思えば手紙だけの間柄でした。手紙だけで失礼させて頂きます。

 真珠のイヤリングをつけた黒衣の女性が、目を閉じて雪上に横たわっている。

 突然、まぶたをひらき、荒い呼吸をしはじめるので、息を止めていたのだ、と気がつく。

 立ち上がり、コートについている雪をはらうと、あたりいちめんまっしろな丘のゆるやかな斜面をふもとの方へと下ってゆく。

 そのようすを空の高みからじっと見守っているような、カメラの視点。

 ゆったりとした時間の流れを尊重しているかのように、カットがさし挟まれることはない。わずかずつ動きながら、法事へと向かう主人公のすがたを豆粒になっても捉え続ける。

 雪面によって自然に生じている画面右下の余白には、黒のアルファベットで、クレジットタイトルが音もなく現れては消えてゆく。

 雪空のかなたには、暗色の海景。

 ――この冒頭のシーンを観て、映画愛にあふれている映画だな、と思った。


 神戸と小樽。

 雪に包まれた二つの港町のあいだで、お互いにそっくりな顔をした(中山美穂が一人二役を演じている)渡辺博子と藤井樹(いつき)は、他界した“もうひとりの藤井樹”の記憶にまつわる手紙のやりとりを続けてゆく。

 博子につきあうかのように、生きている樹も、博子の家族や友人も、過去のことばかりを考えている。

 人だけではない。そのなかでドラマが展開される建物も、過去の記憶をまとうものばかりだ。窓はステンドグラスで庭には祖父の植えた白樺の木がある、樹の住んでいる古びた民家も、石造りの病院も、木製の書棚やカウンターに囲まれた市立図書館も、ガラス工芸の工房も。

 そんな“現在”から映画はさらに、中学時代の回想シーンへ突入してゆく。

 二人の樹たちの、出会いと別れの物語。

 まばゆい光のなかで展開されるさまざまな情景が、晴れ間のみえない厳冬期の現在と対比されることによって、よりいっそう鮮やかに感じられる。

 はじめは遊び半分のような調子で、求められるがままにちょっと気になっていた同級生のことを書き送っていた樹は、次から次へと甦ってくる記憶に、いつのまにか自分も夢中になってゆく。

 返信を受けとった博子は、今だけはとばかりに、まったく知らなかった元婚約者の学生時代の記憶に浸り込んでゆく。その母校の写真を撮って送ってほしい、と樹に依頼したり、思いあまって小樽へと旅立ち、トンネルと化したかつての住所へと実際に足を運んでみたりする。彼が遭難したまま眠っているはずの朝日を浴びた雪山へ向かって、柄でもなさそうな叫びとともに呼びかけたりもする。

 過去と現在が重なり合うような時間を過ごしてゆく。

 その結果――博子さん、よかったね。はい、お陰様で気が済みました。こっちもけっこう面白かったよ。これからは前向きに今を生きてゆきます、ありがとうさようなら――という描かれ方は、なされていない。
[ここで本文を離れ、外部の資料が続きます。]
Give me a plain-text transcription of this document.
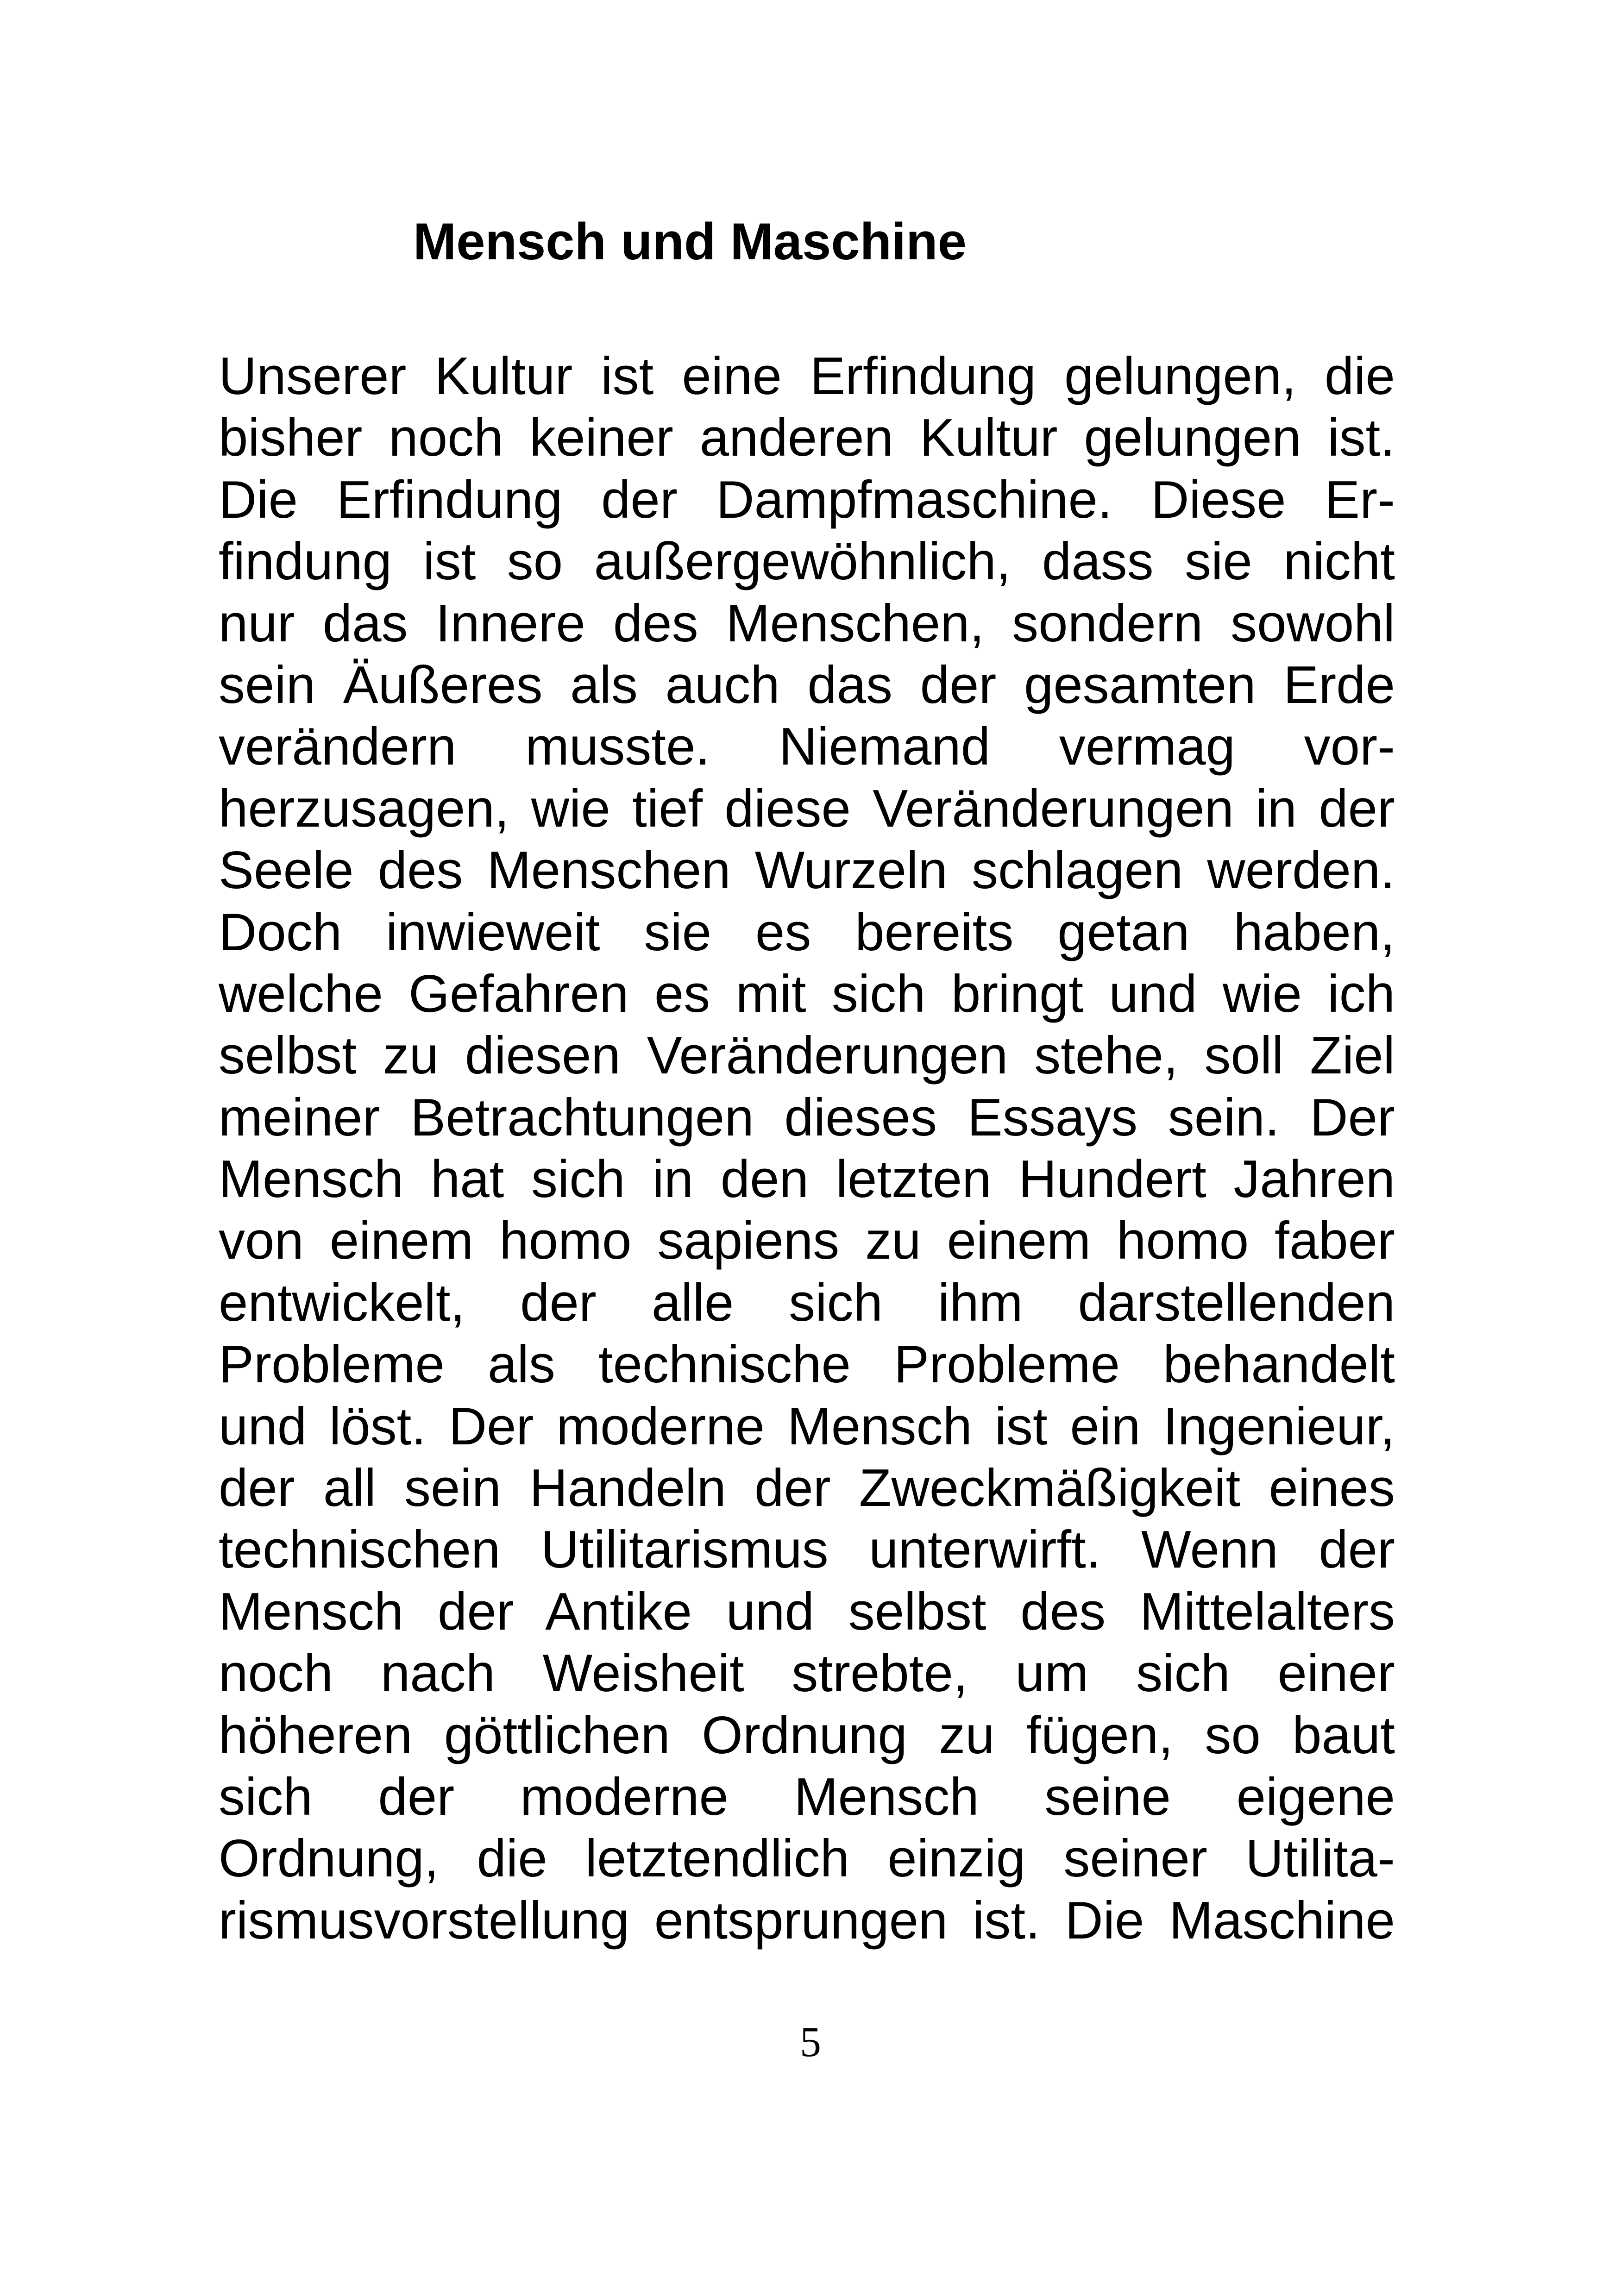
Mensch und Maschine
Unserer Kultur ist eine Erfindung gelungen, die
bisher noch keiner anderen Kultur gelungen ist.
Die Erfindung der Dampfmaschine. Diese Er-
findung ist so außergewöhnlich, dass sie nicht
nur das Innere des Menschen, sondern sowohl
sein Äußeres als auch das der gesamten Erde
verändern musste. Niemand vermag vor-
herzusagen, wie tief diese Veränderungen in der
Seele des Menschen Wurzeln schlagen werden.
Doch inwieweit sie es bereits getan haben,
welche Gefahren es mit sich bringt und wie ich
selbst zu diesen Veränderungen stehe, soll Ziel
meiner Betrachtungen dieses Essays sein. Der
Mensch hat sich in den letzten Hundert Jahren
von einem homo sapiens zu einem homo faber
entwickelt, der alle sich ihm darstellenden
Probleme als technische Probleme behandelt
und löst. Der moderne Mensch ist ein Ingenieur,
der all sein Handeln der Zweckmäßigkeit eines
technischen Utilitarismus unterwirft. Wenn der
Mensch der Antike und selbst des Mittelalters
noch nach Weisheit strebte, um sich einer
höheren göttlichen Ordnung zu fügen, so baut
sich der moderne Mensch seine eigene
Ordnung, die letztendlich einzig seiner Utilita-
rismusvorstellung entsprungen ist. Die Maschine
5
 心底吹っ切れました、と、はっきりした形で示されてはいない。

 ……まあこんな感じで、時にはほんのしばらくでも人生の歩みを止めて、棚上げにしておいたわだかまりと向き合ってみるのもわるくないのかもね。いやなら別に、いいんだけどさ。

 そういう風にも受けとれるような、押し付けがましさのない、抑制された演出が心地よい映画だ。
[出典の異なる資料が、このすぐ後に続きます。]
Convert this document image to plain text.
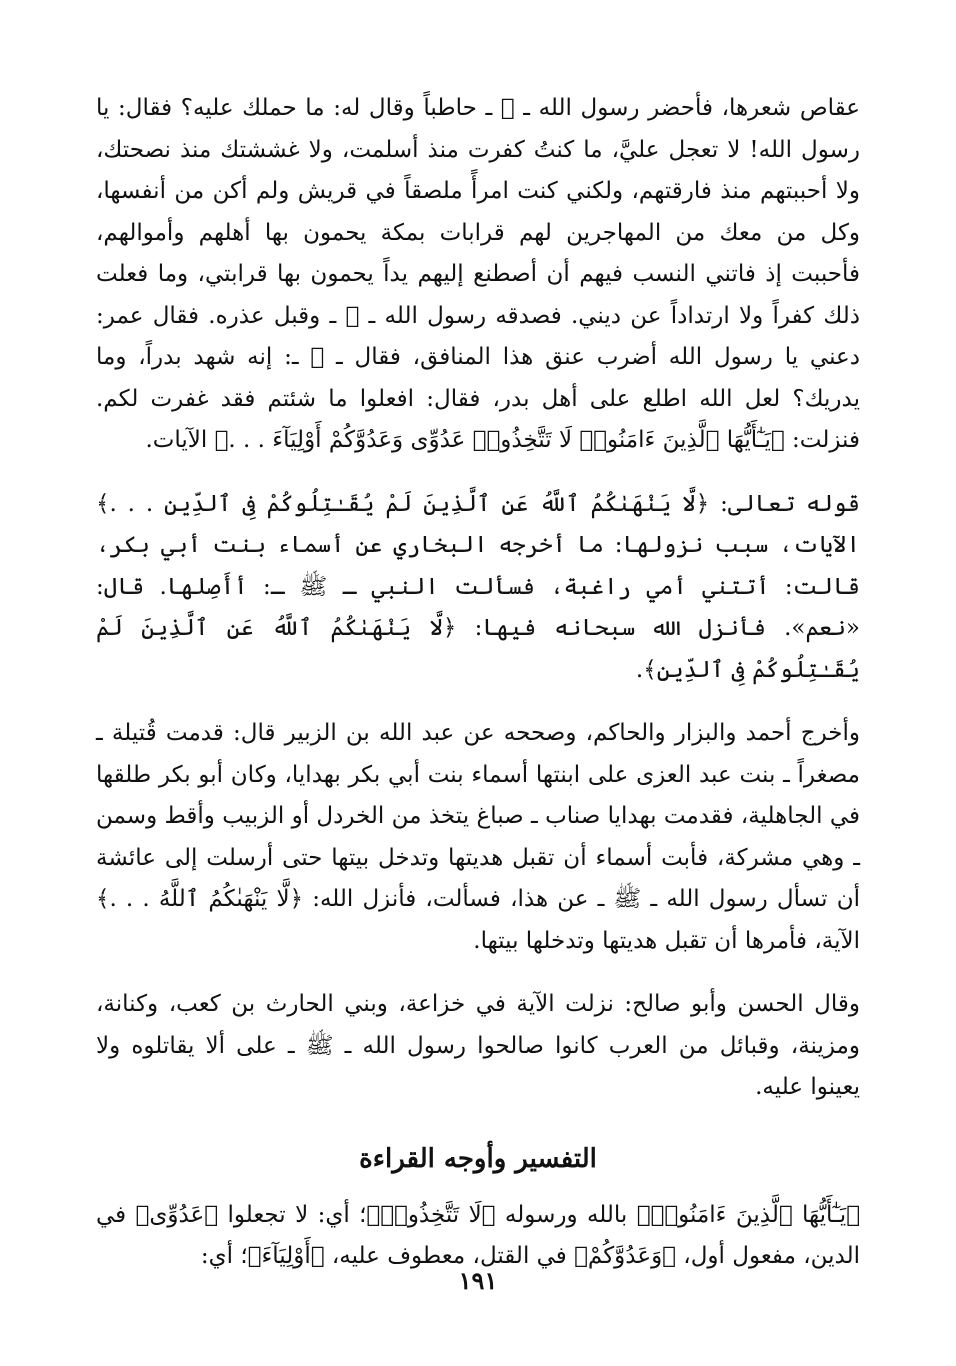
عقاص شعرها، فأحضر رسول الله ـ ﷺ ـ حاطباً وقال له: ما حملك عليه؟ فقال: يا رسول الله! لا تعجل عليَّ، ما كنتُ كفرت منذ أسلمت، ولا غششتك منذ نصحتك، ولا أحببتهم منذ فارقتهم، ولكني كنت امرأً ملصقاً في قريش ولم أكن من أنفسها، وكل من معك من المهاجرين لهم قرابات بمكة يحمون بها أهلهم وأموالهم، فأحببت إذ فاتني النسب فيهم أن أصطنع إليهم يداً يحمون بها قرابتي، وما فعلت ذلك كفراً ولا ارتداداً عن ديني. فصدقه رسول الله ـ ﷺ ـ وقبل عذره. فقال عمر: دعني يا رسول الله أضرب عنق هذا المنافق، فقال ـ ﷺ ـ: إنه شهد بدراً، وما يدريك؟ لعل الله اطلع على أهل بدر، فقال: افعلوا ما شئتم فقد غفرت لكم. فنزلت: ﴿يَـٰٓأَيُّهَا ٱلَّذِينَ ءَامَنُوا۟ لَا تَتَّخِذُوا۟ عَدُوِّى وَعَدُوَّكُمْ أَوْلِيَآءَ . . .﴾ الآيات.

قوله تعالى: ﴿لَّا يَنْهَىٰكُمُ ٱللَّهُ عَنِ ٱلَّذِينَ لَمْ يُقَـٰتِلُوكُمْ فِى ٱلدِّينِ . . .﴾ الآيات، سبب نزولها: ما أخرجه البخاري عن أسماء بنت أبي بكر، قالت: أتتني أمي راغبة، فسألت النبي ـ ﷺ ـ: أأَصِلها. قال: «نعم». فأنزل الله سبحانه فيها: ﴿لَّا يَنْهَىٰكُمُ ٱللَّهُ عَنِ ٱلَّذِينَ لَمْ يُقَـٰتِلُوكُمْ فِى ٱلدِّينِ﴾.

وأخرج أحمد والبزار والحاكم، وصححه عن عبد الله بن الزبير قال: قدمت قُتيلة ـ مصغراً ـ بنت عبد العزى على ابنتها أسماء بنت أبي بكر بهدايا، وكان أبو بكر طلقها في الجاهلية، فقدمت بهدايا صناب ـ صباغ يتخذ من الخردل أو الزبيب وأقط وسمن ـ وهي مشركة، فأبت أسماء أن تقبل هديتها وتدخل بيتها حتى أرسلت إلى عائشة أن تسأل رسول الله ـ ﷺ ـ عن هذا، فسألت، فأنزل الله: ﴿لَّا يَنْهَىٰكُمُ ٱللَّهُ . . .﴾ الآية، فأمرها أن تقبل هديتها وتدخلها بيتها.

وقال الحسن وأبو صالح: نزلت الآية في خزاعة، وبني الحارث بن كعب، وكنانة، ومزينة، وقبائل من العرب كانوا صالحوا رسول الله ـ ﷺ ـ على ألا يقاتلوه ولا يعينوا عليه.

التفسير وأوجه القراءة

﴿يَـٰٓأَيُّهَا ٱلَّذِينَ ءَامَنُوا۟﴾ بالله ورسوله ﴿لَا تَتَّخِذُوا۟﴾؛ أي: لا تجعلوا ﴿عَدُوِّى﴾ في الدين، مفعول أول، ﴿وَعَدُوَّكُمْ﴾ في القتل، معطوف عليه، ﴿أَوْلِيَآءَ﴾؛ أي:

١٩١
 劇場公開されたのは、1995年(平成7年)3月25日。


 返事を待ちかねていた手紙を読むという行為は、それ自体がサスペンスだ。

 ポストの中に、他の郵便物とは別格の存在を発見する。

 高揚感をおぼえながら部屋へと持ちかえる。

 とっておきの茶葉をていねいに淹れてみる。

 封筒ごと保存するつもりなので、ハサミで慎重に封を切る。

 折りたたまれた便箋をとりだし、折り目をきちんと伸ばす。

 お茶を飲みながら、その人らしい筆跡の文章を読みはじめる。


 たとえばそんなシーンが想い浮かぶ。


 いまや海外からもすぐ返信が来るし、スマートフォンをアンロックするまでもなく待ち受け画面に読みやすいデジタルフォントで表示されるのだから、隔世の感がある。
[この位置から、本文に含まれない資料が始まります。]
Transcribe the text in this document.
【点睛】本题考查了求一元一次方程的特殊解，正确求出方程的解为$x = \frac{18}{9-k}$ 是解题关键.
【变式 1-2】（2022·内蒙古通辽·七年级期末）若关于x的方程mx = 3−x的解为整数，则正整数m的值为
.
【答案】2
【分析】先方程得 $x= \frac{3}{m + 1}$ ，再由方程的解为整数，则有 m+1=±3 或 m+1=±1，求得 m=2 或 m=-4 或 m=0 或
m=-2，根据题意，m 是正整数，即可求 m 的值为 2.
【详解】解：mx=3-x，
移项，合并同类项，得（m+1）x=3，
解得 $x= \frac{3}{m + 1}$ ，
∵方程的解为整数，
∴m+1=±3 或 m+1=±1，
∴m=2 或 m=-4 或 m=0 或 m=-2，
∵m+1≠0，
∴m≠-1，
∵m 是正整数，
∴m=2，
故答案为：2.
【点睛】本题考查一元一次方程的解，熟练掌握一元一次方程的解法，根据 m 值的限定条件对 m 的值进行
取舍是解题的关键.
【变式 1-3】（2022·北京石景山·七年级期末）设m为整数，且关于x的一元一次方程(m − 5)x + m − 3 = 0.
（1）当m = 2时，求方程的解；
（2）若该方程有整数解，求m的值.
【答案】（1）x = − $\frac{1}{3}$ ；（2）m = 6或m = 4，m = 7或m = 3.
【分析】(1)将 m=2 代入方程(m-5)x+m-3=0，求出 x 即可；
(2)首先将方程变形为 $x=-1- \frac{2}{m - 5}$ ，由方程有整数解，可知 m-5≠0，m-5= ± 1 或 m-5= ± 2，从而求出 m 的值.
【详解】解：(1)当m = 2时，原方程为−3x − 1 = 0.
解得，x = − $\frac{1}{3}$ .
 けれども、顔も名前もわからない見えない相手と交流するうちに仲良くなってきて、どうしても実際に会ってみたくなる。そういう出来事はむしろこれから、ますます増えてゆくのかもしれない。

 どういう人だろう。どんな声をしているんだろう。空想して楽しむだけにしておくほうがいいんだろうな。でもいっぺんだけなら。いやいや、やめておこう。

 ……そうやって揺れているうちが花、なんだろうな。